By Wayne Cole
SYDNEY (Reuters) -Australia’s top central banker is confident the economy will recover strongly from any weakness caused by a recent surge in coronavirus cases, but sees risks in moving too early to raise interest rates.
Speaking on Friday before a parliamentary economics committee, Reserve Bank of Australia (RBA) Governor Philip Lowe said there was a chance to get unemployment under 4% for the first time in 50 years and it was worth risking a period of higher inflation.
“Over the period ahead we have the opportunity to secure a lower rate of unemployment than was thought possible just a short while ago,” said Lowe. “Moving too early could put this at risk.”
The economy hit a speed bump in January as the rapid spread of the Omicron variant curbed consumer mobility, though spending has since recovered as cases levelled off.

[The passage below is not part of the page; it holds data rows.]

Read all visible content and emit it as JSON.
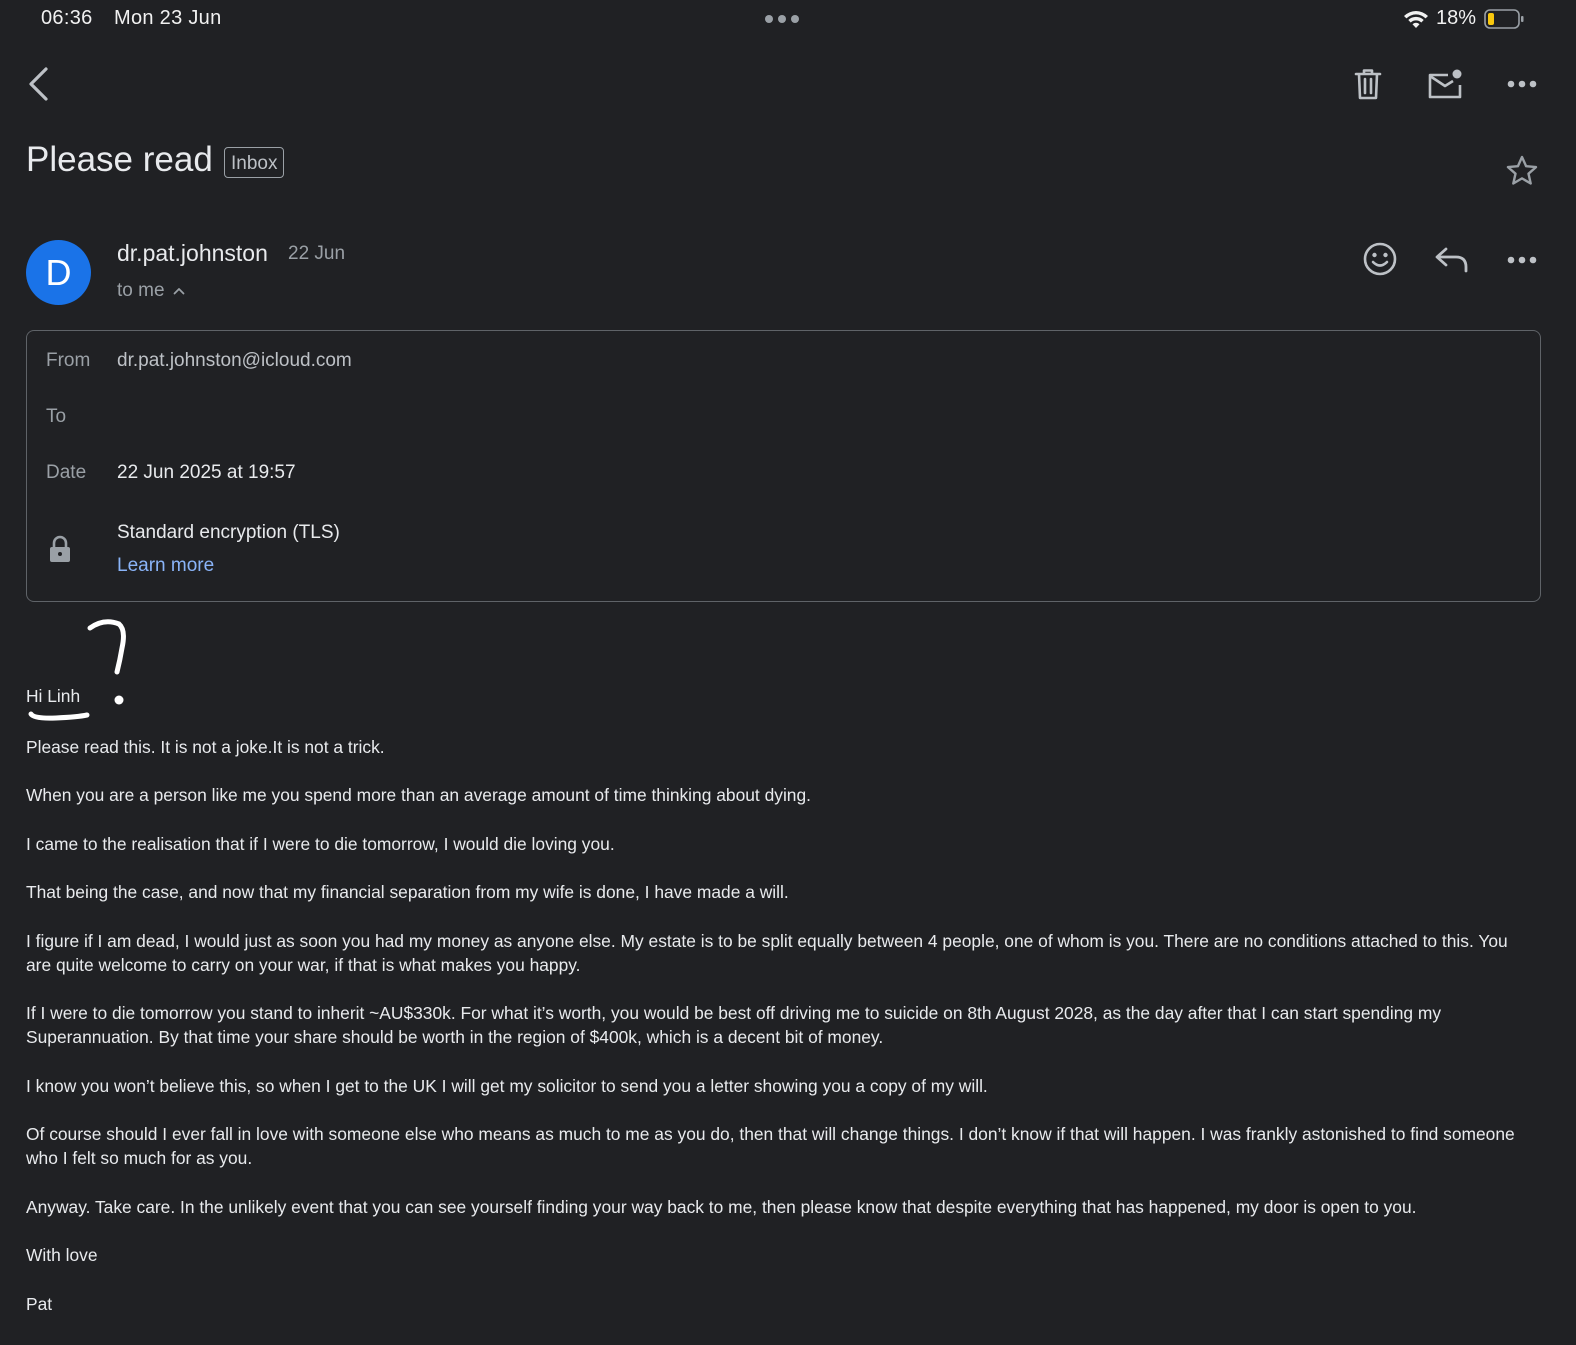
{
  "status_bar": {
    "time": "06:36",
    "date": "Mon 23 Jun",
    "battery": "18%"
  },
  "toolbar": {
    "back_icon": "chevron-left-icon",
    "delete_icon": "trash-icon",
    "mark_unread_icon": "mail-unread-icon",
    "more_icon": "more-horizontal-icon"
  },
  "email": {
    "subject": "Please read",
    "label": "Inbox",
    "sender": {
      "avatar_letter": "D",
      "avatar_color": "#1a73e8",
      "name": "dr.pat.johnston",
      "date": "22 Jun",
      "recipient_summary": "to me"
    },
    "details": {
      "from_label": "From",
      "from_value": "dr.pat.johnston@icloud.com",
      "to_label": "To",
      "to_value": "",
      "date_label": "Date",
      "date_value": "22 Jun 2025 at 19:57",
      "encryption": "Standard encryption (TLS)",
      "learn_more": "Learn more"
    },
    "greeting": "Hi Linh",
    "paragraphs": [
      "Please read this. It is not a joke.It is not a trick.",
      "When you are a person like me you spend more than an average amount of time thinking about dying.",
      "I came to the realisation that if I were to die tomorrow, I would die loving you.",
      "That being the case, and now that my financial separation from my wife is done, I have made a will.",
      "I figure if I am dead, I would just as soon you had my money as anyone else. My estate is to be split equally between 4 people, one of whom is you. There are no conditions attached to this. You are quite welcome to carry on your war, if that is what makes you happy.",
      "If I were to die tomorrow you stand to inherit ~AU$330k. For what it’s worth, you would be best off driving me to suicide on 8th August 2028, as the day after that I can start spending my Superannuation. By that time your share should be worth in the region of $400k, which is a decent bit of money.",
      "I know you won’t believe this, so when I get to the UK I will get my solicitor to send you a letter showing you a copy of my will.",
      "Of course should I ever fall in love with someone else who means as much to me as you do, then that will change things. I don’t know if that will happen. I was frankly astonished to find someone who I felt so much for as you.",
      "Anyway. Take care. In the unlikely event that you can see yourself finding your way back to me, then please know that despite everything that has happened, my door is open to you.",
      "With love",
      "Pat"
    ]
  },
  "colors": {
    "background": "#202124",
    "link": "#8ab4f8",
    "battery_low": "#f9c80e"
  }
}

The labour market remains tight with unemployment at a 13-year low of 4.2% and vacancies at record highs.
Wage growth has picked up somewhat to 2.2% but is still running at less than half the pace of the United States or Britain, and policy makers would prefer to see it up at 3.0% or more before withdrawing stimulus.
Lowe has said a rate rise could come later this year should the economy continue to beat expectations, though investors are wagering on a move as early as June given that inflationary pressures were building across the globe.
Markets are fully priced for the 0.1% cash rate to rise to 0.25% in June and to reach at least 1.0% by Christmas.
Lowe on Friday said it was not yet certain that core inflation would remain in its 2%-3% target band, having been below the band for the past seven years. Consumer prices are currently rising at 3.5%, while core inflation is at 2.6%.
“In these circumstances, the Board is prepared to be patient,” Lowe said. “The stronger the economy and the more upward pressure on prices and wages, the stronger will be the case for an increase in interest rates.”